Je pensais toujours à mon grand-père les veilles de rentrée. Allongé sur mon lit, je lui parlais dans l’obscurité. Et lui, jamais ne me répondait.
Mon grand-père est décédé en 63 je crois. Je ne l’ai jamais bien su car je ne l’ai jamais connu. Il était avocat mais également journaliste. A ses funérailles, les gens faisaient la queue dans la Calle Pelayo de Barcelone afin d’exprimer leurs condoléances à sa veuve, sa sœur et sa fille ; ma mère.

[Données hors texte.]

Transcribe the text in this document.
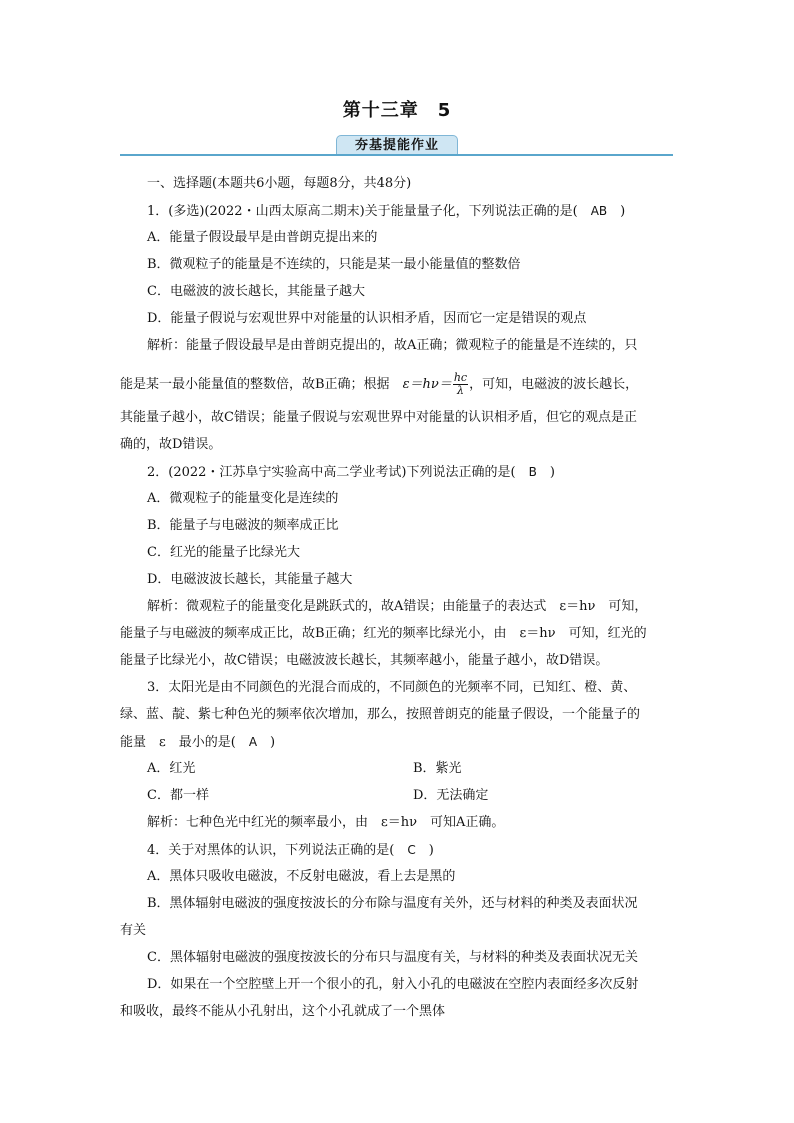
第十三章　5
夯基提能作业
一、选择题(本题共6小题，每题8分，共48分)
1．(多选)(2022・山西太原高二期末)关于能量量子化，下列说法正确的是(　AB　)
A．能量子假设最早是由普朗克提出来的
B．微观粒子的能量是不连续的，只能是某一最小能量值的整数倍
C．电磁波的波长越长，其能量子越大
D．能量子假说与宏观世界中对能量的认识相矛盾，因而它一定是错误的观点
解析：能量子假设最早是由普朗克提出的，故A正确；微观粒子的能量是不连续的，只
能是某一最小能量值的整数倍，故B正确；根据　 $\varepsilon=h\nu= \frac{hc}{\lambda}$ ，可知，电磁波的波长越长，
其能量子越小，故C错误；能量子假说与宏观世界中对能量的认识相矛盾，但它的观点是正
确的，故D错误。
2．(2022・江苏阜宁实验高中高二学业考试)下列说法正确的是(　B　)
A．微观粒子的能量变化是连续的
B．能量子与电磁波的频率成正比
C．红光的能量子比绿光大
D．电磁波波长越长，其能量子越大
解析：微观粒子的能量变化是跳跃式的，故A错误；由能量子的表达式　ε＝hν　可知，
能量子与电磁波的频率成正比，故B正确；红光的频率比绿光小，由　ε＝hν　可知，红光的
能量子比绿光小，故C错误；电磁波波长越长，其频率越小，能量子越小，故D错误。
3．太阳光是由不同颜色的光混合而成的，不同颜色的光频率不同，已知红、橙、黄、
绿、蓝、靛、紫七种色光的频率依次增加，那么，按照普朗克的能量子假设，一个能量子的
能量　ε　最小的是(　A　)
A．红光	B．紫光
C．都一样	D．无法确定
解析：七种色光中红光的频率最小，由　ε＝hν　可知A正确。
4．关于对黑体的认识，下列说法正确的是(　C　)
A．黑体只吸收电磁波，不反射电磁波，看上去是黑的
B．黑体辐射电磁波的强度按波长的分布除与温度有关外，还与材料的种类及表面状况
有关
C．黑体辐射电磁波的强度按波长的分布只与温度有关，与材料的种类及表面状况无关
D．如果在一个空腔壁上开一个很小的孔，射入小孔的电磁波在空腔内表面经多次反射
和吸收，最终不能从小孔射出，这个小孔就成了一个黑体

Ma mère m’a toujours parlé de son père en des termes partagés. Oui c’était un homme du monde, oui tout le monde l’aimait, mais c’était un obsédé sexuel qui trompait sa femme avec tout le monde. « Tu lui ressembles beaucoup », m’a souvent dit ma grand-mère.
Il est vrai que nos profils sont semblables sur le mur du salon, même front dégarni aux entrées, même nez d’aigle qui attire l’attention. « Ton grand-père avait beaucoup d’élégance. Et l’élégance tu nais avec ou jamais tu ne l’as. »
Alors je regarde le grand portrait de mon grand-père dans les escaliers de notre maison d’Hendaye et je commence à comprendre. C’est vrai que cet homme n’est pas le plus beau avec sa bouche un peu coincée, mais qu’est-ce qu’il en jette dans les escaliers. Son regard vous défie avec douceur, il vous invite, est bienveillant, et vous rassure car lui-même est rassuré. Ce regard je l’ai, ce regard je peux l’avoir. Il faut que je l’ai quand je rencontrerai ce garçon ce soir.
« Mais tu es beau ! »
C’est toujours très intrigant quand on me le dit, peut-être plus venant de filles. J’ai toujours du mal à le croire, le manque de confiance le coupable, il faudrait penser à Grand-Père ; et à son regard.
Alors les veilles de rentrée je parle à Grand-Père. On revient sur l’année, compare nos fossettes, pleure un peu, vomit les boutons de chemises et on prie ensemble pour la famille. C’est la seule façon que j’ai trouvée pour le connaître, au-delà de la mort, pour lui dire que je vais bien, très bien même, encore et encore.